Timothy Paulsen souligne que ces découvertes chamboulent notre vision habituelle de l’évolution de l’Antarctique. Il explique : « Nos nouveaux résultats indiquent que les roches de base des Montagnes Transantarctiques ont subi plusieurs phases de construction et d’érosion, formant des surfaces où les roches anciennes ne sont plus présentes ». Ces constats offrent un aperçu précieux sur les mécanismes qui ont modelé le relief actuel du continent et la dynamique interne de la Terre.

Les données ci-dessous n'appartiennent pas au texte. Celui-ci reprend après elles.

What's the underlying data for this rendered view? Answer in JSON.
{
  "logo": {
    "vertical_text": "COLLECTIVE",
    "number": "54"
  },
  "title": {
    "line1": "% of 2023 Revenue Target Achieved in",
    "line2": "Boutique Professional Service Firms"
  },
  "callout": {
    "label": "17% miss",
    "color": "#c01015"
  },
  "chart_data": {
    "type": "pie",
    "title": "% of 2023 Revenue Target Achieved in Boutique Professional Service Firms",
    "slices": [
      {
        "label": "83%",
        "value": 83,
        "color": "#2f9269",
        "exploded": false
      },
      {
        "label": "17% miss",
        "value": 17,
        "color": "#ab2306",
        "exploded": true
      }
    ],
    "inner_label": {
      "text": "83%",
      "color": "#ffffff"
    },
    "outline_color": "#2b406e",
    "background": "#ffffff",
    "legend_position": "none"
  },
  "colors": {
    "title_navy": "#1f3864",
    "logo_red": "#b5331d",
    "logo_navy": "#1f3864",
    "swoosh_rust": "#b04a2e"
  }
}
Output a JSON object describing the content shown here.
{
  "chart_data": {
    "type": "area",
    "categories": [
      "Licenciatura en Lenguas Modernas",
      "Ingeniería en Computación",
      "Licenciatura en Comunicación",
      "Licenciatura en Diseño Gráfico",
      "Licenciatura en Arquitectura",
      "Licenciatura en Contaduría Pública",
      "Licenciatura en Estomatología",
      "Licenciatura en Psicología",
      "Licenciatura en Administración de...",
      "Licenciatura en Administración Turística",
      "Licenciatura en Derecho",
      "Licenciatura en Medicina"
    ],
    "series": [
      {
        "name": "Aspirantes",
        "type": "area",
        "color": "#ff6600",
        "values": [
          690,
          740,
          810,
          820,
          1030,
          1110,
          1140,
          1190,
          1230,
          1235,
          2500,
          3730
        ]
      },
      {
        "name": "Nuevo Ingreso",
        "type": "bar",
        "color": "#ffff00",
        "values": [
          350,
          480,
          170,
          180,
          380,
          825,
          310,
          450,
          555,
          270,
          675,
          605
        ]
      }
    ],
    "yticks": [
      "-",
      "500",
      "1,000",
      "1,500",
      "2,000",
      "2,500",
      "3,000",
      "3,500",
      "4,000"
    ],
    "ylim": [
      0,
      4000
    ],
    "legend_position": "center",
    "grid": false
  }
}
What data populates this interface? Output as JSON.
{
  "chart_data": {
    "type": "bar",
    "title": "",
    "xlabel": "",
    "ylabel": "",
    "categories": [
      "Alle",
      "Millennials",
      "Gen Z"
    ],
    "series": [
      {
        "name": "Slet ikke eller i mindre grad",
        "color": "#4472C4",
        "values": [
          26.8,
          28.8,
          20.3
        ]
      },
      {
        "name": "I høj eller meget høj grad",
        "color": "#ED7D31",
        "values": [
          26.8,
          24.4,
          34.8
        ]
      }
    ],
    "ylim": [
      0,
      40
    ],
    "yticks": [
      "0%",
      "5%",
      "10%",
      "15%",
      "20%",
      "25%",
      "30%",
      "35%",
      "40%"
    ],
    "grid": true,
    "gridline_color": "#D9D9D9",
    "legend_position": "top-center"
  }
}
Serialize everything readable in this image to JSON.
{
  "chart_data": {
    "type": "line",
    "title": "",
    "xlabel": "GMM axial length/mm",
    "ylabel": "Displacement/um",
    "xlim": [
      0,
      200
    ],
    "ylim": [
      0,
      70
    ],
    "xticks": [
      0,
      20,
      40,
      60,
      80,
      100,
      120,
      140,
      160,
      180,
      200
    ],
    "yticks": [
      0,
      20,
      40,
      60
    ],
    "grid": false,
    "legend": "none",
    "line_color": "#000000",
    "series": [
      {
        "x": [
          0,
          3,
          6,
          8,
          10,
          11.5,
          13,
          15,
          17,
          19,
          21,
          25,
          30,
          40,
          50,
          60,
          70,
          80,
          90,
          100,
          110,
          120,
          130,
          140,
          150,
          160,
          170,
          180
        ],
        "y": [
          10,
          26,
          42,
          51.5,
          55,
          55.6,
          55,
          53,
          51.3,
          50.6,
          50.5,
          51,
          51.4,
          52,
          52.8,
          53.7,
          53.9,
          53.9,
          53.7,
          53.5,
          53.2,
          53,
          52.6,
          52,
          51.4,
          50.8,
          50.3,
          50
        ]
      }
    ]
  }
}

Ce que cela nous apprend sur les calottes glaciaires
Ces découvertes vont bien au-delà d’une simple analyse géologique. Comprendre l’évolution de ces paysages anciens peut donner des indices importants pour anticiper l’évolution des calottes glaciaires antarctiques et leur régulation climatique. Jeff Benowitz rappelle que « les calottes glaciaires antarctiques recouvrent et dissimulent la géologie du socle rocheux » et que leurs études pourraient permettre de prévoir comment ces glaciers influenceront les océans mondiaux sur le long terme.
La recherche met aussi en lumière une période glaciaire marquante, il y a environ 300 millions d’années, qui aurait pu jouer un rôle majeur dans l’évolution du climat global et dans les cycles ultérieurs des glaces. Grâce à ces nouvelles informations, on peut mieux appréhender les interactions entre la tectonique, le relief et le processus géologiques historiques.
Les travaux ont été publiés dans le journal Earth and Planetary Science Letters, offrant ainsi aux spécialistes et aux curieux une belle occasion d’en apprendre davantage sur ce monde ancien dissimulé sous la glace éternelle.